(Invited) In Situ Stress and Nanogravimetric Measurements during Underpotential Deposition

The underpotential deposition (UPD) of metals onto foreign metal substrates involves monolayer or submonolayer formation at potentials that are positive of the reversible electrodeposition of the bulk metal. UPD is particularly important to the understanding of electrodeposition where processes in the UPD region can be expected to influence the growth and subsequent properties of bulk thin films. In electrocatalysis, sub-monolayers of metals such as Bi, Pb, and Tl on noble metal surfaces have shown enhanced catalytic activity for a variety of electroreduction processes. Modified catalytic activity has also been observed for Pd and Pt overlayers consisting of a few monolayers. For this reason UPD processes are being examined by a variety of in situ techniques, including wafer curvature, in order to better understand the relationship between the structure of the UPD adlayers and the electrocatalytic activity. Changes in surface stress can be measured by monitoring the curvature of a wafer or cantilever while in solution and under potential control. Surface stresses on the order of 0.01 N/m can be resolved, sufficient to study the adsorption of molecular monolayers onto the electrode surface.

Equation (1) quantifies the change in surface stress associated with epitaxial overlayer growth¹,

                            ΔF = Δf_o + Δf_pzc + Δh + Σ_coht_f                                      (1)
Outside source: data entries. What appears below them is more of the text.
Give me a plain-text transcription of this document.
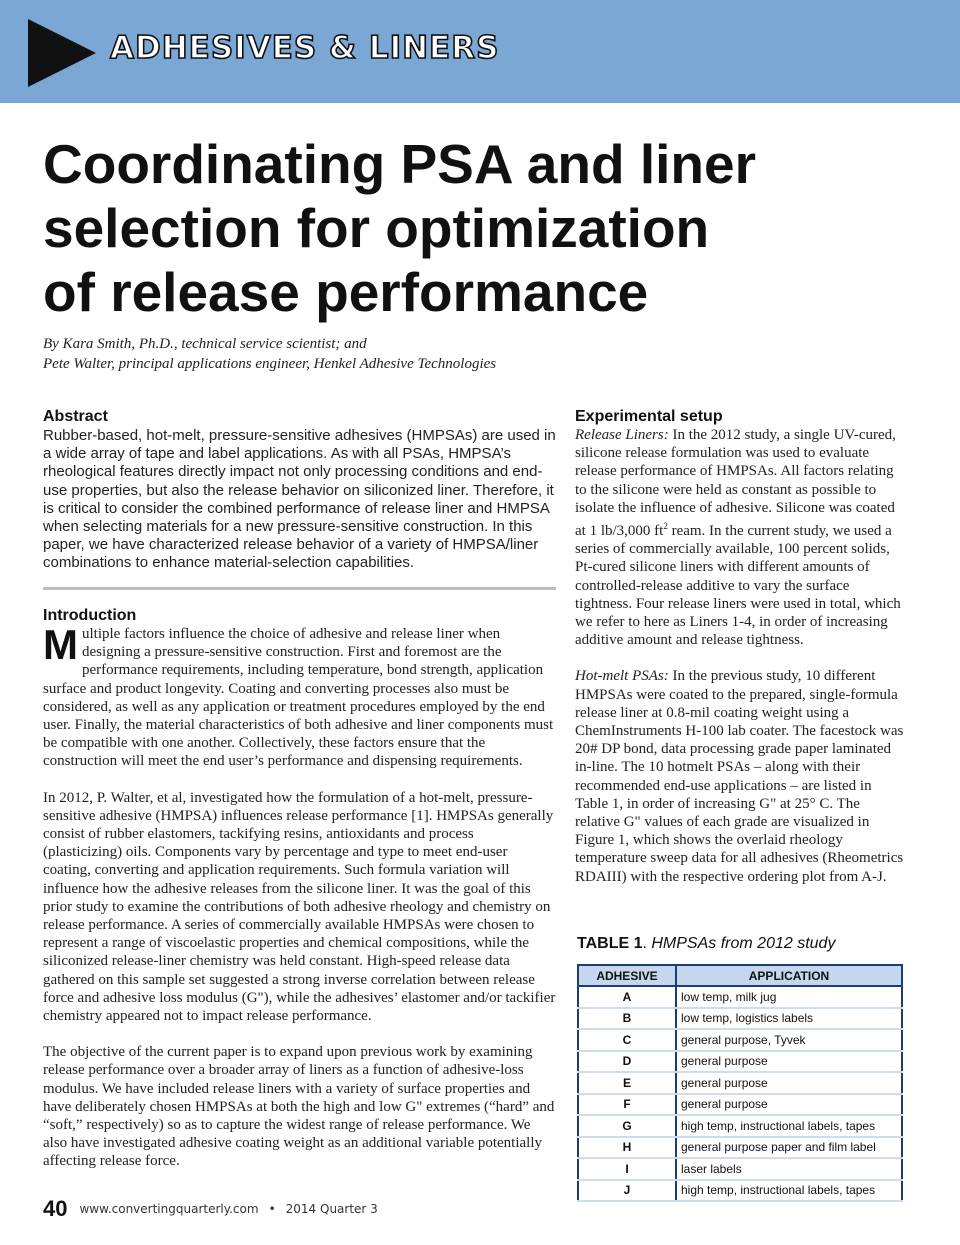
ADHESIVES & LINERS
Coordinating PSA and liner
selection for optimization
of release performance
By Kara Smith, Ph.D., technical service scientist; and
Pete Walter, principal applications engineer, Henkel Adhesive Technologies
Abstract

Rubber-based, hot-melt, pressure-sensitive adhesives (HMPSAs) are used in a wide array of tape and label applications. As with all PSAs, HMPSA’s rheological features directly impact not only processing conditions and end-use properties, but also the release behavior on siliconized liner. Therefore, it is critical to consider the combined performance of release liner and HMPSA when selecting materials for a new pressure-sensitive construction. In this paper, we have characterized release behavior of a variety of HMPSA/liner combinations to enhance material-selection capabilities.

Introduction

Multiple factors influence the choice of adhesive and release liner when designing a pressure-sensitive construction. First and foremost are the performance requirements, including temperature, bond strength, application surface and product longevity. Coating and converting processes also must be considered, as well as any application or treatment procedures employed by the end user. Finally, the material characteristics of both adhesive and liner components must be compatible with one another. Collectively, these factors ensure that the construction will meet the end user’s performance and dispensing requirements.

In 2012, P. Walter, et al, investigated how the formulation of a hot-melt, pressure-sensitive adhesive (HMPSA) influences release performance [1]. HMPSAs generally consist of rubber elastomers, tackifying resins, antioxidants and process (plasticizing) oils. Components vary by percentage and type to meet end-user coating, converting and application requirements. Such formula variation will influence how the adhesive releases from the silicone liner. It was the goal of this prior study to examine the contributions of both adhesive rheology and chemistry on release performance. A series of commercially available HMPSAs were chosen to represent a range of viscoelastic properties and chemical compositions, while the siliconized release-liner chemistry was held constant. High-speed release data gathered on this sample set suggested a strong inverse correlation between release force and adhesive loss modulus (G"), while the adhesives’ elastomer and/or tackifier chemistry appeared not to impact release performance.

The objective of the current paper is to expand upon previous work by examining release performance over a broader array of liners as a function of adhesive-loss modulus. We have included release liners with a variety of surface properties and have deliberately chosen HMPSAs at both the high and low G" extremes (“hard” and “soft,” respectively) so as to capture the widest range of release performance. We also have investigated adhesive coating weight as an additional variable potentially affecting release force.

Experimental setup

Release Liners: In the 2012 study, a single UV-cured, silicone release formulation was used to evaluate release performance of HMPSAs. All factors relating to the silicone were held as constant as possible to isolate the influence of adhesive. Silicone was coated at 1 lb/3,000 $ft^2$ ream. In the current study, we used a series of commercially available, 100 percent solids, Pt-cured silicone liners with different amounts of controlled-release additive to vary the surface tightness. Four release liners were used in total, which we refer to here as Liners 1-4, in order of increasing additive amount and release tightness.

Hot-melt PSAs: In the previous study, 10 different HMPSAs were coated to the prepared, single-formula release liner at 0.8-mil coating weight using a ChemInstruments H-100 lab coater. The facestock was 20# DP bond, data processing grade paper laminated in-line. The 10 hotmelt PSAs – along with their recommended end-use applications – are listed in Table 1, in order of increasing G" at 25° C. The relative G" values of each grade are visualized in Figure 1, which shows the overlaid rheology temperature sweep data for all adhesives (Rheometrics RDAIII) with the respective ordering plot from A-J.

TABLE 1. HMPSAs from 2012 study
ADHESIVE	APPLICATION
A	low temp, milk jug
B	low temp, logistics labels
C	general purpose, Tyvek
D	general purpose
E	general purpose
F	general purpose
G	high temp, instructional labels, tapes
H	general purpose paper and film label
I	laser labels
J	high temp, instructional labels, tapes
40 www.convertingquarterly.com • 2014 Quarter 3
where Δf_o is the intrinsic surface stress difference between the overlayer and the substrate, Δf_pzc is an electrocapillary term that reflects the change in capacitance and potential of zero charge (pzc) associated with changing the surface from the substrate metal to the overlayer metal, Δh is the interface stress, and ΔΣ_coht_f is the product of the coherency stress and the film thickness. For sub-monolayers, Eqn. (1) may also contain an additional term that captures the contribution of the compressive strain due to island size effects². Although the misfit term in Eqn. (1) is often assumed to dictate the overall change in surface stress, this is not always the case. The upd of Al and Cu onto Au are clear examples where the stress change is compressive even though the lattice misfit is positive. In some cases, pseudomorphic film growth of several monolayers allows the coherency term to be distinguished from the interfacial terms, which are independent of film thickness. Measurements of this type have been made for the electrodeposition of Pd onto (111)-textured Au³, and have resulted in estimates of Δh for the Pd-Au interface to be about -1.2 N/m. This is similar in both sign and magnitude to values reported for Ag-Cu⁴.
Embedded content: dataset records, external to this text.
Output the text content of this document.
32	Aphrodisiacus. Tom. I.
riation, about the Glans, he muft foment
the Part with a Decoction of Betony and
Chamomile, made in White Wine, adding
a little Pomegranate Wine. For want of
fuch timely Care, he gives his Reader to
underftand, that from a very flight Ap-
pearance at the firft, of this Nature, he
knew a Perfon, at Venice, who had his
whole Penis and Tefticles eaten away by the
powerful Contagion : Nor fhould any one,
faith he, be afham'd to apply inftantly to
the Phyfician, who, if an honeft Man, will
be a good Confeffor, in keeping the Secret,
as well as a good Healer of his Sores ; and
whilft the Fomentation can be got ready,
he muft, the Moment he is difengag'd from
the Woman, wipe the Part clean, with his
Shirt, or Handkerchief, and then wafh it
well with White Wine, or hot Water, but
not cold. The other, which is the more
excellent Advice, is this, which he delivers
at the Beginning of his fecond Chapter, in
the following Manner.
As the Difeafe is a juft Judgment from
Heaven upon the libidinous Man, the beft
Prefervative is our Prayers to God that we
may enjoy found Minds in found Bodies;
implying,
This talk will examine the surface stress changes associated with underpotential deposition, paying particular attention to the interfacial contributions, in addition to that associated with lattice misfit.

References

1.  T. Trimble, L. Tang, N. Vasiljevic, N. Dimitrov, M. van Schilfgaarde, C. Friesen, C.V. Thompson, S.C. Seel, J.A. Floro, K. Sieradzki, Phys. Rev. Let. 95, 166106 (2005).

2.   S.-E. Bae, D. Gokcen, P. Liu, P. Mohammadi, S. R. Brankovic, Electrocatal. 3, 203 (2012).

3.   G. R. Stafford, and U. Bertocci, J. Phys. Chem. C, 113 (1), 261 (2009).

4.   A. L. Shull and F. Spaepen, J. Appl. Phys. 80, 6243 (1996).